How to develop your child's manual skills?

Consult with your teacher, therapist or doctor for any suspicion of developmental disorders. In the case of developing and working on the hand muscles it is important to consider that delays or developmental deficiencies can cause problems and lack of independence in the future.

What else can you do for your baby? You can certainly work with him/her at home. To accelerate your progress in mastering manual skills, let's change into fun. Children are more willing to perform tasks when they are different, fun and interesting. Here are some suggestions:

Plasticine - this exercise is worth repeating as often as possible. All hands and fingers are in it. The child must choose the strength, for example, to roll plasticine and later to make small, delicate parts.

Ginger breading, brittle cake - common pastries are an unforgettable experience for every child. Forming cakes can be very varied - you can cut dough molds, croissants or balls, etc.

Placing Stamps - The fun of stamping can be stretched over time. Often stamps are used in kindergartens as a reward for good behavior. They are put on a toddler's hand or a special "behavioral assessment" card.

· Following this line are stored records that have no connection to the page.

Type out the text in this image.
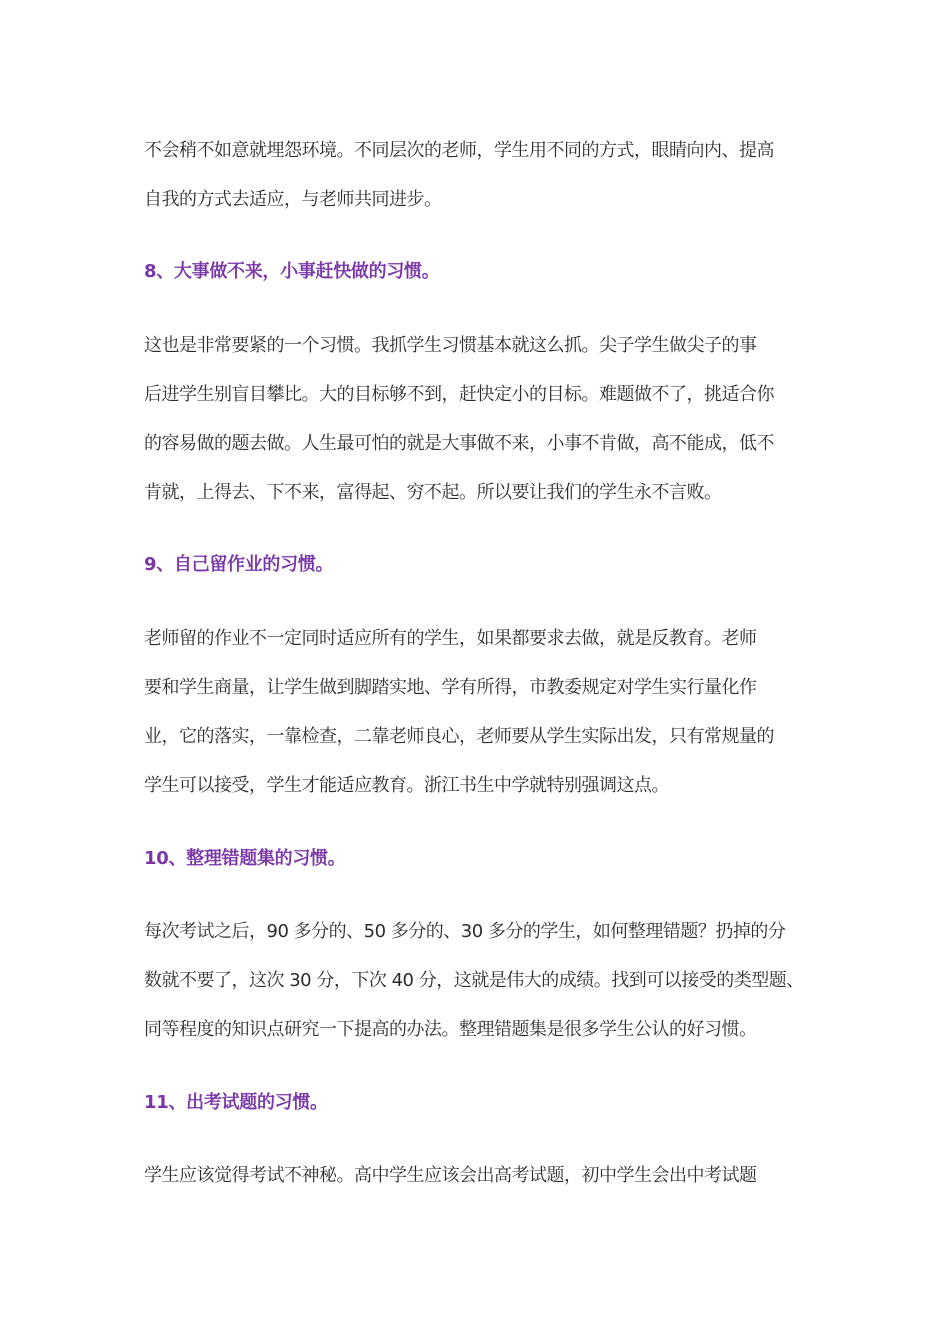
不会稍不如意就埋怨环境。不同层次的老师，学生用不同的方式，眼睛向内、提高
自我的方式去适应，与老师共同进步。
8、大事做不来，小事赶快做的习惯。
这也是非常要紧的一个习惯。我抓学生习惯基本就这么抓。尖子学生做尖子的事
后进学生别盲目攀比。大的目标够不到，赶快定小的目标。难题做不了，挑适合你
的容易做的题去做。人生最可怕的就是大事做不来，小事不肯做，高不能成，低不
肯就，上得去、下不来，富得起、穷不起。所以要让我们的学生永不言败。
9、自己留作业的习惯。
老师留的作业不一定同时适应所有的学生，如果都要求去做，就是反教育。老师
要和学生商量，让学生做到脚踏实地、学有所得，市教委规定对学生实行量化作
业，它的落实，一靠检查，二靠老师良心，老师要从学生实际出发，只有常规量的
学生可以接受，学生才能适应教育。浙江书生中学就特别强调这点。
10、整理错题集的习惯。
每次考试之后，90 多分的、50 多分的、30 多分的学生，如何整理错题？扔掉的分
数就不要了，这次 30 分，下次 40 分，这就是伟大的成绩。找到可以接受的类型题、
同等程度的知识点研究一下提高的办法。整理错题集是很多学生公认的好习惯。
11、出考试题的习惯。
学生应该觉得考试不神秘。高中学生应该会出高考试题，初中学生会出中考试题
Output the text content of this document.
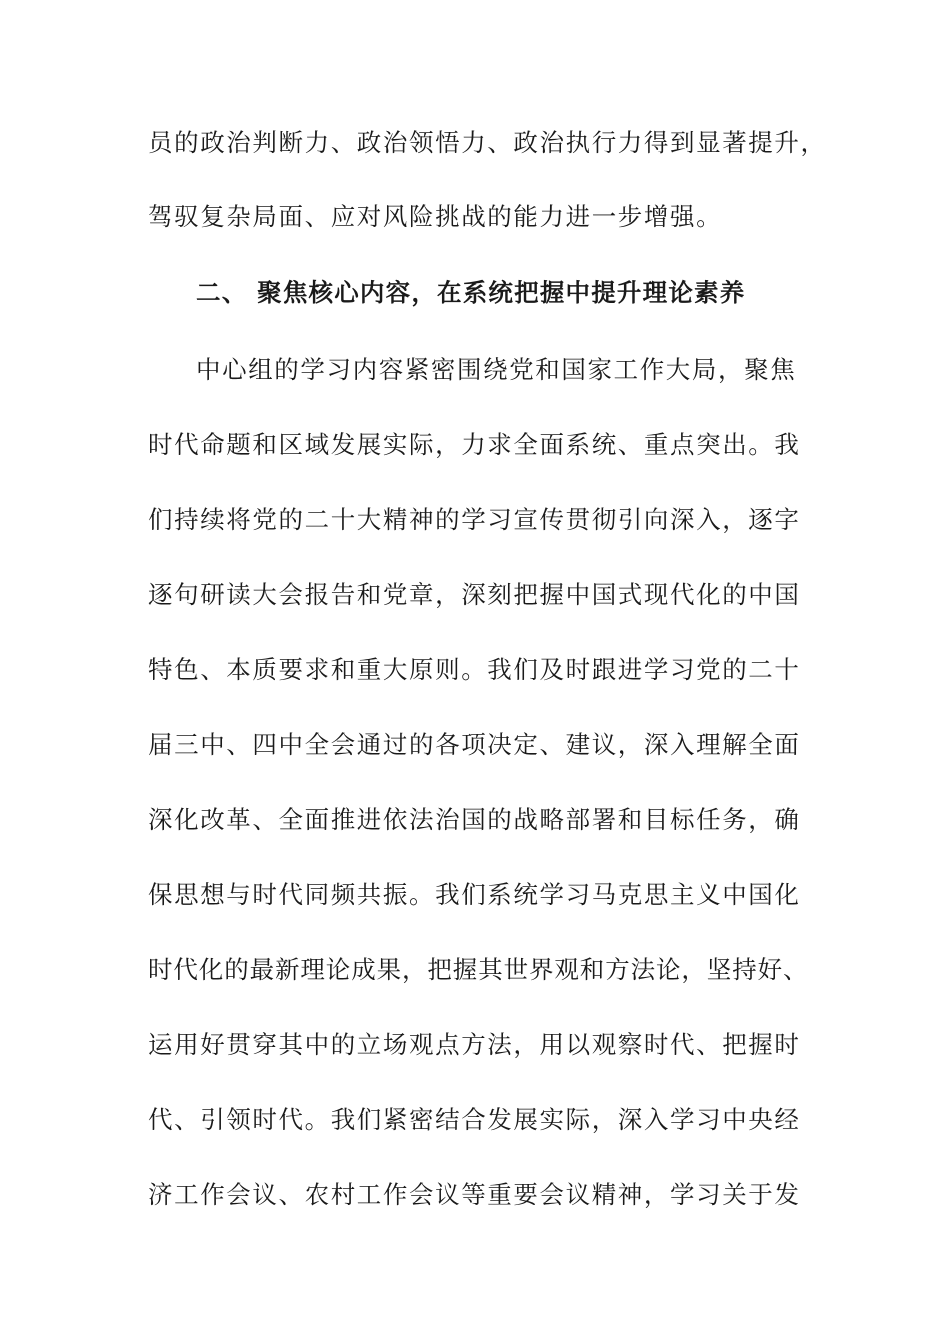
员的政治判断力、政治领悟力、政治执行力得到显著提升，
驾驭复杂局面、应对风险挑战的能力进一步增强。
二、 聚焦核心内容，在系统把握中提升理论素养
中心组的学习内容紧密围绕党和国家工作大局，聚焦
时代命题和区域发展实际，力求全面系统、重点突出。我
们持续将党的二十大精神的学习宣传贯彻引向深入，逐字
逐句研读大会报告和党章，深刻把握中国式现代化的中国
特色、本质要求和重大原则。我们及时跟进学习党的二十
届三中、四中全会通过的各项决定、建议，深入理解全面
深化改革、全面推进依法治国的战略部署和目标任务，确
保思想与时代同频共振。我们系统学习马克思主义中国化
时代化的最新理论成果，把握其世界观和方法论，坚持好、
运用好贯穿其中的立场观点方法，用以观察时代、把握时
代、引领时代。我们紧密结合发展实际，深入学习中央经
济工作会议、农村工作会议等重要会议精神，学习关于发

Parents can bring the same fun at home. For good behavior, a child will put a stamp on themselves. It's a game that not only exercises your hands, but also encourages you to be polite and creates very positive emotions. Painting with paint - Yes! It will be a mess! Smart parents will protect themselves from ubiquitous stains, for example by spreading newspaper or a drop cloth, and children can have some real fun.

Chasing coins in hard-to-find places - it's a good idea to count coins before storing them in different nooks and crannies to know when the task will be done. Children can be rewarded in such a way that the execution of the task results in throwing all the collected coins into the child's piggy bank.

Playing fleas - a bit like fun to collect coins is fun with fleas.

What's in the bag? - Fun, which involves putting your hands in the bag and touching objects or toys hidden in it.

Putting on beads (noodles) on a string - great fun requiring coordination of movement and precision. Beads can be replaced with tube-shaped pasta or star-shaped pasta. In this case it is more interesting than macaroni noodles and can also be painted earlier with paints.

Cut outs - playful scissors, even those adapted for children, require constant parental supervision. However, it is a good exercise in which each hand performs something else, and in addition required accuracy in cutting the card.

Stickers - You can now buy many colored stickers, but a good way might be to buy tape for a label. It is important that your child practise sticking stickers on a board, holding and sticking.

Much depends on the imagination of parents and their children. Older children may try crocheting, playing the piano, and taking part in cleaning (for example, polishing with a cloth).